Kuznetsova struck the ball consistently well and her return of serve was particularly damaging. Watson, who was constantly forced on to the back foot, held serve only twice in the match.
"I thought she just played a lot better than me," Watson said afterwards. "She played really well. In the first set I thought she was flawless. In the second set I had a couple of chances, but she just played really well.
"I remember at 4-2, to win that game she hit a backhand behind the baseline on the run down the line. There wasn't much I could do. I fought the whole way through and tried.
"I tried different things - drop shots and a few lobs. The lobs definitely didn't work. The drop shots did but I didn't get an opportunity to hit them."
This is 30-year-old Kuznetsova's 14th consecutive appearance in the main draw. She won the title in 2009, was runner-up in 2006, a semi-finalist in 2008 and a quarter-finalist on four other occasions. Although not quite the force she was, the World No.15 is still a formidable ball-striker and competitor.
Watson's struggles on her serve put her on the back foot from the start. The only game she won in the first set was on Kuznetsova's serve.
The second set started more promisingly for the 24-year-old Briton as Kuznetsova double-faulted, but once again Watson paid for failing to capitalise.

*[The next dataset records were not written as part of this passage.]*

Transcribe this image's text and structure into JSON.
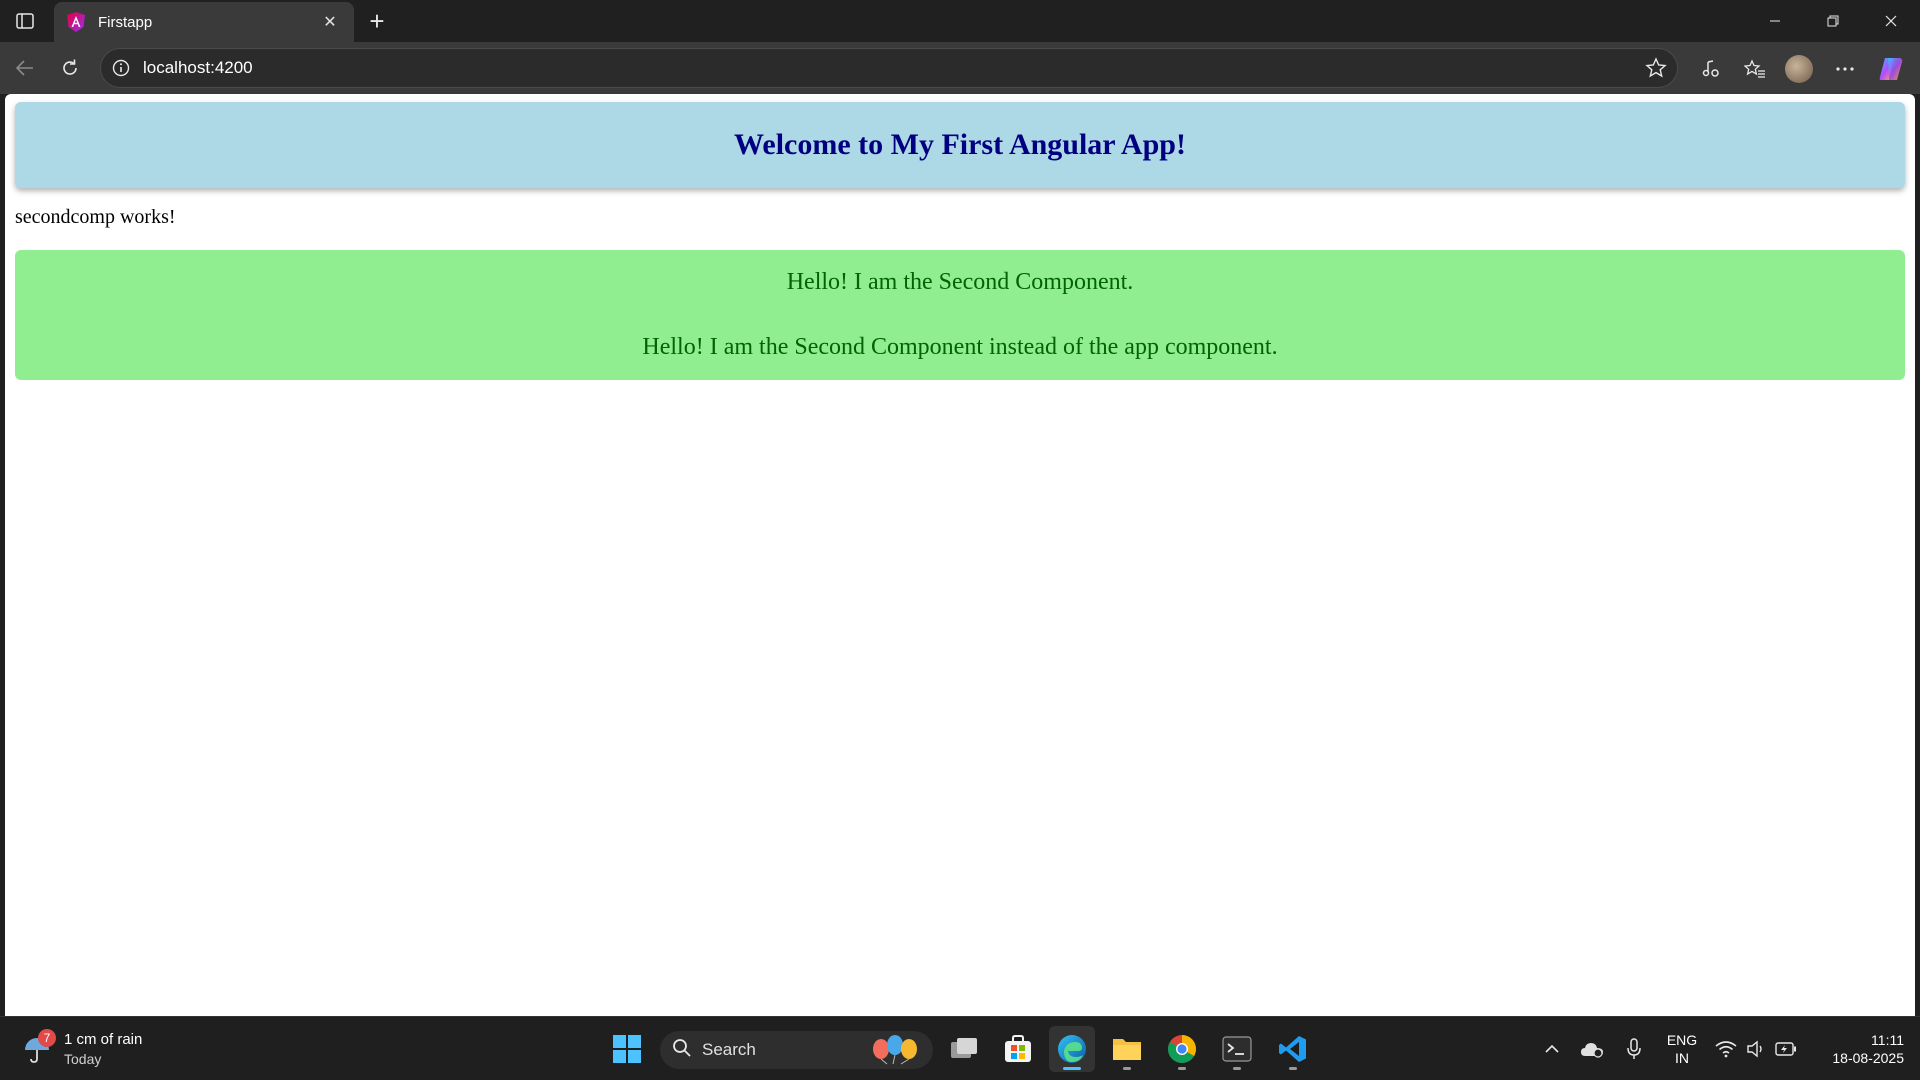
{
  "browser": {
    "tab_title": "Firstapp",
    "new_tab_symbol": "+",
    "close_symbol": "✕",
    "url": "localhost:4200"
  },
  "page": {
    "header_title": "Welcome to My First Angular App!",
    "secondcomp_text": "secondcomp works!",
    "message_1": "Hello! I am the Second Component.",
    "message_2": "Hello! I am the Second Component instead of the app component."
  },
  "taskbar": {
    "weather_badge": "7",
    "weather_line1": "1 cm of rain",
    "weather_line2": "Today",
    "search_label": "Search",
    "lang_line1": "ENG",
    "lang_line2": "IN",
    "time": "11:11",
    "date": "18-08-2025"
  },
  "colors": {
    "header_bg": "#add8e6",
    "header_text": "#000080",
    "message_bg": "#90ee90",
    "message_text": "#006400"
  }
}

At the sixth attempt Watson finally held serve to level at 2-2, but normal service was resumed when Kuznetsova broke again and then went 5-2 up. Watson held once more before Kuznetsova served out for victory after just 72 minutes.
It has, nevertheless, been a fair clay-court campaign for Watson, who has surely achieved a place at the Olympics. The field for Rio is decided by the world rankings at the end of this tournament. Watson should stay around her present position of No.56, which would be good enough to qualify.